O serviço de autenticação da CloudVault usa o padrão da indústria OAuth 2.0. Mas a equipe de desenvolvimento cometeu um erro crítico: um endpoint de configuração revela credenciais de cliente OAuth, e um tipo de concessão destinado apenas a serviços backend confiáveis está habilitado. Você consegue aproveitar isso para criar seus próprios tokens de admin?
OAuth 2.0 é o framework de autorização padrão da indústria usado por praticamente todas as aplicações web e APIs modernas. Embora o OAuth forneça segurança robusta quando implementado corretamente, configurações incorretas em seu deployment podem expor vulnerabilidades devastadoras. Um dos erros mais comuns e perigosos é deixar endpoints de configuração ou interfaces de depuração acessíveis em ambientes de produção, vazando credenciais sensíveis de cliente que os atacantes podem usar para criar seus próprios tokens de acesso.
O OAuth 2.0 define vários tipos de concessão para diferentes casos de uso. O grant Authorization Code é usado para aplicações voltadas ao usuário, enquanto o grant Client Credentials é projetado para comunicação máquina a máquina onde nenhuma interação do usuário é necessária. Cada aplicação registrada recebe um client ID e um client secret - essencialmente um nome de usuário e senha para a própria aplicação. Quando essas credenciais são expostas através de endpoints mal configurados, os atacantes podem usar o grant Client Credentials para obter tokens de acesso com quaisquer escopos concedidos à aplicação.
O fluxo de ataque é direto: descobrir credenciais expostas por reconhecimento (verificar caminhos comuns como /api/config, /.well-known/, ou /debug), depois enviar uma solicitação de token ao servidor de autorização usando essas credenciais. O token Bearer retornado pode então ser usado para acessar endpoints de API protegidos, frequentemente com privilégios administrativos.
Vazamentos de configuração são surpreendentemente comuns em deployments reais. Equipes de desenvolvimento frequentemente expõem credenciais OAuth através de endpoints de depuração deixados em produção, arquivos robots.txt que inadvertidamente revelam caminhos sensíveis, páginas de documentação de API mal configuradas, ou variáveis de ambiente vazadas em mensagens de erro. Grandes plataformas de nuvem e provedores SaaS já experimentaram incidentes de exposição de credenciais OAuth, às vezes concedendo aos atacantes acesso a milhares de contas de usuários.

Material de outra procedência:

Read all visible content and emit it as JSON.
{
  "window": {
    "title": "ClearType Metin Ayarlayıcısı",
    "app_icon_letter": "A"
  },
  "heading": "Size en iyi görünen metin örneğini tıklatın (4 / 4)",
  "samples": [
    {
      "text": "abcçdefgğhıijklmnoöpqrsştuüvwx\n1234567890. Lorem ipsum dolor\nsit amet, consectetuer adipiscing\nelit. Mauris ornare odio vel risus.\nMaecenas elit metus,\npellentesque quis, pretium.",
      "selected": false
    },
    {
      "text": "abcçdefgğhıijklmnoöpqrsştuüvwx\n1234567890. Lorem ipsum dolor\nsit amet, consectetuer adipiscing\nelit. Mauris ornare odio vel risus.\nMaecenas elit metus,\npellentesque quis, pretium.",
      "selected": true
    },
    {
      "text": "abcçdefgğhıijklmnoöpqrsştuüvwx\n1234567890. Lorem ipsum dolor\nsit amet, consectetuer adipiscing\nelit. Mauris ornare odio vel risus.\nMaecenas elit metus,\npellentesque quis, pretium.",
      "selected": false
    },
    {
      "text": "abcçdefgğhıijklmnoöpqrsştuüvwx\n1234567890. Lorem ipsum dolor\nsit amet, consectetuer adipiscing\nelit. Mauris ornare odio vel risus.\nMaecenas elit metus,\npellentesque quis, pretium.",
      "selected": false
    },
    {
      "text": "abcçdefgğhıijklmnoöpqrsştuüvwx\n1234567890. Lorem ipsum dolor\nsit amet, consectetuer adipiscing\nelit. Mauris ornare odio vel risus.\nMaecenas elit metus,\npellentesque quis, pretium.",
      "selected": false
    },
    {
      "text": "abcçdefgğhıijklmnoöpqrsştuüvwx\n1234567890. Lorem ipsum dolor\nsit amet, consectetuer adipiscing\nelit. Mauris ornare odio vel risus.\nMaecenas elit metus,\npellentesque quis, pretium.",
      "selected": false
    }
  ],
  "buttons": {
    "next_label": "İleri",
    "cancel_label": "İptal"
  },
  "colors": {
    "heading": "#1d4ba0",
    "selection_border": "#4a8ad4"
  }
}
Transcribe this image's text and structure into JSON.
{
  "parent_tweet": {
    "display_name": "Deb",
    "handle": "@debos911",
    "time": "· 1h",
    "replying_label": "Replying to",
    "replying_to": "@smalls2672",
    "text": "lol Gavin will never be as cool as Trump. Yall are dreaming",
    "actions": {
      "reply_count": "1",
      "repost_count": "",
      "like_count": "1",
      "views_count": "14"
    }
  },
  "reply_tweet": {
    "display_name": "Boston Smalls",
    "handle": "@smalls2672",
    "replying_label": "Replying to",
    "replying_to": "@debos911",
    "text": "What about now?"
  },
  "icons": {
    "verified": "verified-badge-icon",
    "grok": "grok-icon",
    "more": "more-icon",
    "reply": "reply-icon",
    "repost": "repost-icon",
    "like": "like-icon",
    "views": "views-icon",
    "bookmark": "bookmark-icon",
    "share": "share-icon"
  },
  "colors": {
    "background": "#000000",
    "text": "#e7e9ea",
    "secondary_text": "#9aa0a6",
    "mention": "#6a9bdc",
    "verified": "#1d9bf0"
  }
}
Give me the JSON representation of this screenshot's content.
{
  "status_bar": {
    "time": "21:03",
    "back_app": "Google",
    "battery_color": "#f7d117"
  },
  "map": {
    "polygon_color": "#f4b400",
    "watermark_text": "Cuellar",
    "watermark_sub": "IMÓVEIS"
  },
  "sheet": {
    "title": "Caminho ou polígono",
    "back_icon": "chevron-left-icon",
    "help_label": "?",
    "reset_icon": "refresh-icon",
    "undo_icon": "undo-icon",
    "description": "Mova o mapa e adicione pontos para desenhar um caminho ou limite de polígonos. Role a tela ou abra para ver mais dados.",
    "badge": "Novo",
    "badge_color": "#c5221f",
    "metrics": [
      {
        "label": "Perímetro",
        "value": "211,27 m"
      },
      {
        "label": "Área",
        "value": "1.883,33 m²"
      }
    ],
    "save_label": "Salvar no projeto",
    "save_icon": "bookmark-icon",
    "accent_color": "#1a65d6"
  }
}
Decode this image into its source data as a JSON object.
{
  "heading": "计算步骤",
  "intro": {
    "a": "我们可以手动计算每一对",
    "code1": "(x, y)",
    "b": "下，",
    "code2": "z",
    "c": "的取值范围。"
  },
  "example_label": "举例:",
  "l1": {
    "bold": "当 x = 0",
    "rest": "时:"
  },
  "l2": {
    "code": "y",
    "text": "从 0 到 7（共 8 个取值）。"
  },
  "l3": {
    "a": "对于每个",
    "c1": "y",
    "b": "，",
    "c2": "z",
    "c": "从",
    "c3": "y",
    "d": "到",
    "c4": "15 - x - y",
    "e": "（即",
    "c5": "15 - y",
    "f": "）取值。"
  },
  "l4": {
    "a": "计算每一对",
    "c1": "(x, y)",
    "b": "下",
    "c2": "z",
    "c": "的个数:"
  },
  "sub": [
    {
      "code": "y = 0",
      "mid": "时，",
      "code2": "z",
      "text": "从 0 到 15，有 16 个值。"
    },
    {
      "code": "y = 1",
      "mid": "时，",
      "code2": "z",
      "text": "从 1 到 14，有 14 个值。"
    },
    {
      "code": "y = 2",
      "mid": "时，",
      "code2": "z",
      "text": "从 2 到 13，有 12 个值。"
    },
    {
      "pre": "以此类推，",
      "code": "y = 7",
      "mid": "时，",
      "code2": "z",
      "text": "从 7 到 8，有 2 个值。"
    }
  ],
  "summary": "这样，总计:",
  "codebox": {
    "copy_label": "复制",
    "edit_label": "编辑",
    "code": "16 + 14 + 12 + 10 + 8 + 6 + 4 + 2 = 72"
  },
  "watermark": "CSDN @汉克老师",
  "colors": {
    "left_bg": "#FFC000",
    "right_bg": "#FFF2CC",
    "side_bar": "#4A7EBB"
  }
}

A segurança adequada do OAuth requer múltiplas camadas de defesa. Secrets de cliente devem ser armazenados em cofres seguros, nunca codificados diretamente nem expostos em respostas de API. Deployments em produção devem desabilitar todos os endpoints de depuração e configuração. O princípio do menor privilégio deve governar as atribuições de escopo - aplicações devem receber apenas as permissões mínimas necessárias. Rotação de tokens, tempos de expiração curtos e restrições de audiência limitam ainda mais o raio de impacto de qualquer comprometimento de credenciais. Auditorias de segurança regulares visando especificamente a configuração OAuth são essenciais para qualquer organização que dependa deste framework.